Growing Tropical Plants Outdoors in Summer:
For most tropical plants, simply providing full sun yields jungle-size leaves and showstopping flowers. Some shade is ok as most tropical plants are native to the jungle floors. Be careful to slowly introduce your tropical plants to the full sun after being inside during winter. If possible move them to a slightly shaded area for a week or two.
Tropical Plants benefit from a good deep watering almost weekly or more frequently when needed. Sticking your finger into the top of the soil is always the best way to tell if the soil is dry. If it feels dry it is dry.
Fertilize tropical plants twice per month during the growing season. Jack's Classic Houseplant special is great for a water-soluble feed and Osmocote plus indoor outdoor is great for those who are not interested in mixing fertilizer each time or those who forget. Never fertilize plants if the soil is dry as it will burn the roots.
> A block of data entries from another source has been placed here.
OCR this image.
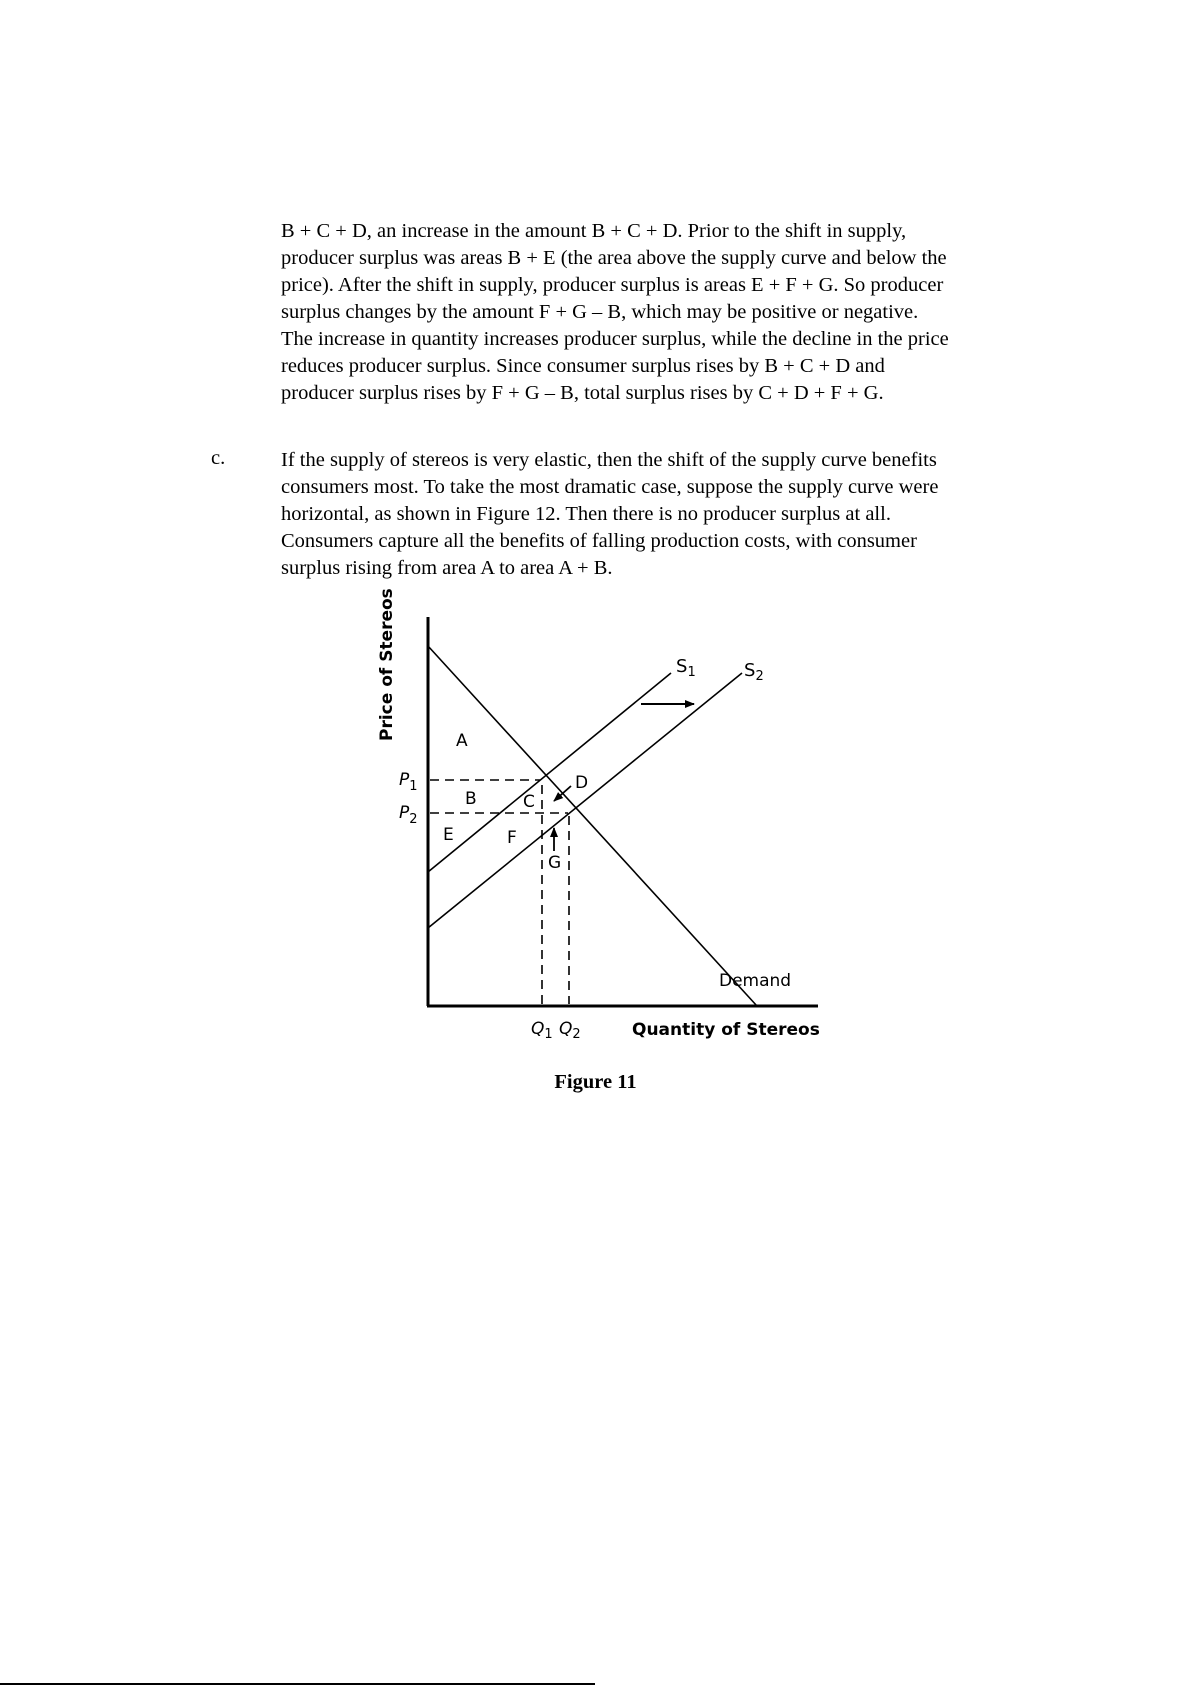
B + C + D, an increase in the amount B + C + D. Prior to the shift in supply,
producer surplus was areas B + E (the area above the supply curve and below the
price). After the shift in supply, producer surplus is areas E + F + G. So producer
surplus changes by the amount F + G – B, which may be positive or negative.
The increase in quantity increases producer surplus, while the decline in the price
reduces producer surplus. Since consumer surplus rises by B + C + D and
producer surplus rises by F + G – B, total surplus rises by C + D + F + G.
c.	If the supply of stereos is very elastic, then the shift of the supply curve benefits
consumers most. To take the most dramatic case, suppose the supply curve were
horizontal, as shown in Figure 12. Then there is no producer surplus at all.
Consumers capture all the benefits of falling production costs, with consumer
surplus rising from area A to area A + B.
Price of Stereos
Quantity of Stereos
$P_1$
$P_2$
$Q_1$ $Q_2$
$S_1$	$S_2$
Demand
A
B	C
D
E	F
G
Figure 11
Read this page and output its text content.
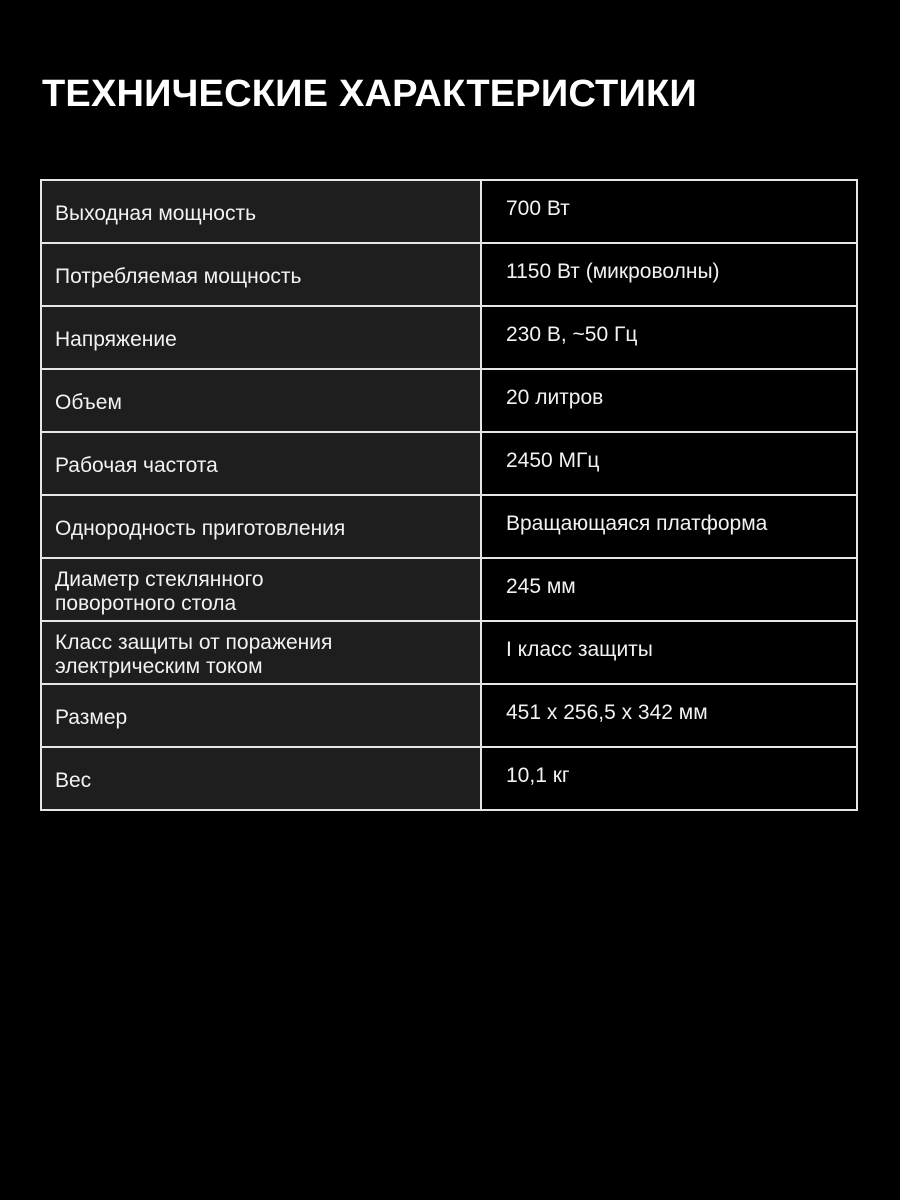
ТЕХНИЧЕСКИЕ ХАРАКТЕРИСТИКИ
Выходная мощность	700 Вт
Потребляемая мощность	1150 Вт (микроволны)
Напряжение	230 В, ~50 Гц
Объем	20 литров
Рабочая частота	2450 МГц
Однородность приготовления	Вращающаяся платформа
Диаметр стеклянного
поворотного стола	245 мм
Класс защиты от поражения
электрическим током	I класс защиты
Размер	451 x 256,5 x 342 мм
Вес	10,1 кг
Growing Tropical Plants Indoors During the Winter
During the dark winter months, place your tropical plants near a south or west-facing window. During the winter months, these will be your brightest locations. This allows Tropical Plants to utilize the brightest light possible.
If space by the windows is not available for your tropical plants' fluorescent lights placed above the plants will do. This will keep them happy until spring comes and they can be moved back outside. There are also specialty light bulbs available now which use less electricity and do a very good job of replicating real sunlight.
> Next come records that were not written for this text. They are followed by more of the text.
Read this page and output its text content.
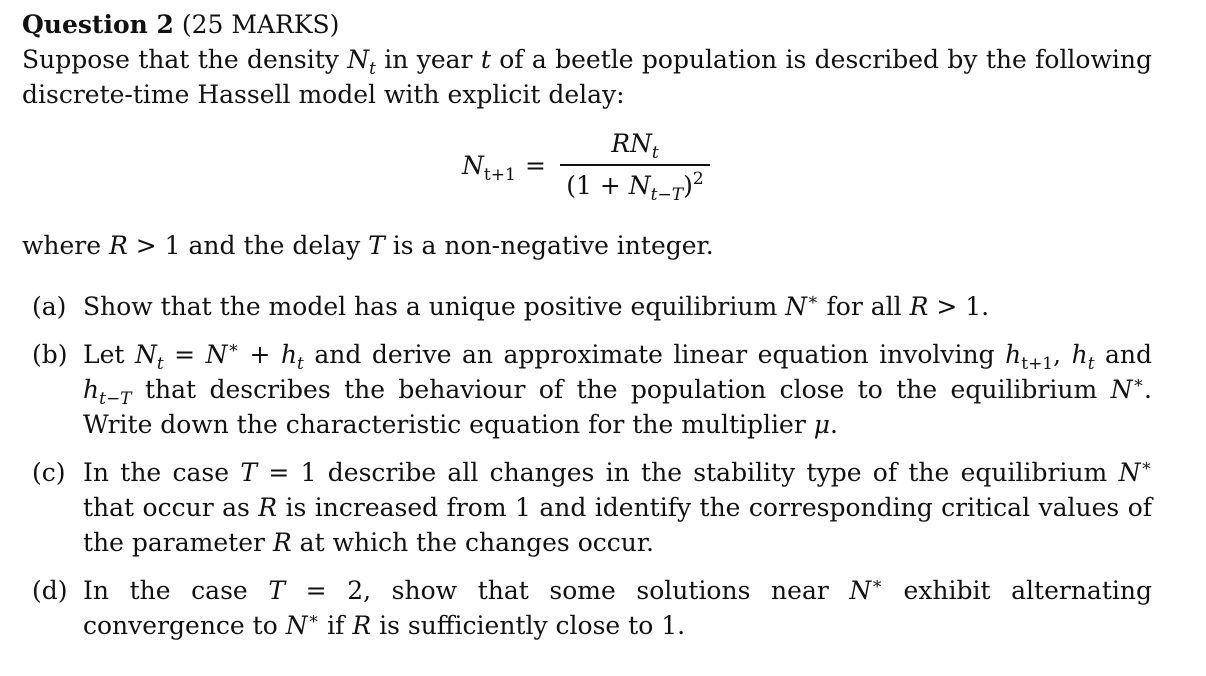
Question 2 (25 MARKS)

Suppose that the density $N_t$ in year t of a beetle population is described by the following discrete-time Hassell model with explicit delay:

$N_{t+1}$ =
$RN_t$
$(1 + N_{t-T})^2$

where R > 1 and the delay T is a non-negative integer.

(a) Show that the model has a unique positive equilibrium N∗ for all R > 1.
(b) Let $N_t = N^∗ + h_t$ and derive an approximate linear equation involving $h_{t+1}$, $h_t$ and $h_{t-T}$ that describes the behaviour of the population close to the equilibrium N∗. Write down the characteristic equation for the multiplier μ.
(c) In the case T = 1 describe all changes in the stability type of the equilibrium N∗ that occur as R is increased from 1 and identify the corresponding critical values of the parameter R at which the changes occur.
(d) In the case T = 2, show that some solutions near N∗ exhibit alternating convergence to N∗ if R is sufficiently close to 1.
Tropical plants will use far less water during the winter months so care must be taken to not overwater. During the winter when plants do need water it is best to water deeply once than to water only a little frequently. Shallow frequent watering will cause poor root growth and weak stems. Allow the soil to dry out between watering. Overwatering suffocates roots.
Increase humidity by using a water bottle to spritz plants, clustering plants together also helps, as does using a humidifier.
Fertilizer: tropical plants will not need to be fed during the winter months. Occasionally it is ok to put a few drops of water-soluble fertilizer into a spray bottle when wisting the leaves. Never fertilize plants if the soil is dry as it will burn the roots
Most tropical plants will not withstand temperatures below 55 degrees, Do not place them near heating vents as this will dry the foliage
Inevitably, when you bring your plants indoors in the winter and cluster them all together insects, can become a problem. Before bringing your plants indoors it's always a good practice to inspect the plants for insects.
Check the undersides of the leaves for aphids, mealy bugs, or even the dreaded spider mite. A water bottle filled with a few drops of dish soap and water will kill most insects such as aphids or spider mites. Mealy Bugs can be dealt with by using cotton swabs dipped in alcohol.
Caring for your Tropical Plants:
Many tropical flowering houseplants or indoor flowering trees will require pinching or pruning to maintain a pleasing appearance. Pinching back to the growth tip (the top of the stem) will encourage lateral branching and maintain a more attractive appearance. Prune the tips in the spring before active growth occurs.
Re-Potting should be done early in the spring before growth begins. typically this is done when the plant becomes root-bound. Do not go too big when choosing the next size pot. For example, from a 6-inch pot to an 8-inch pot, not a 10-inch pot.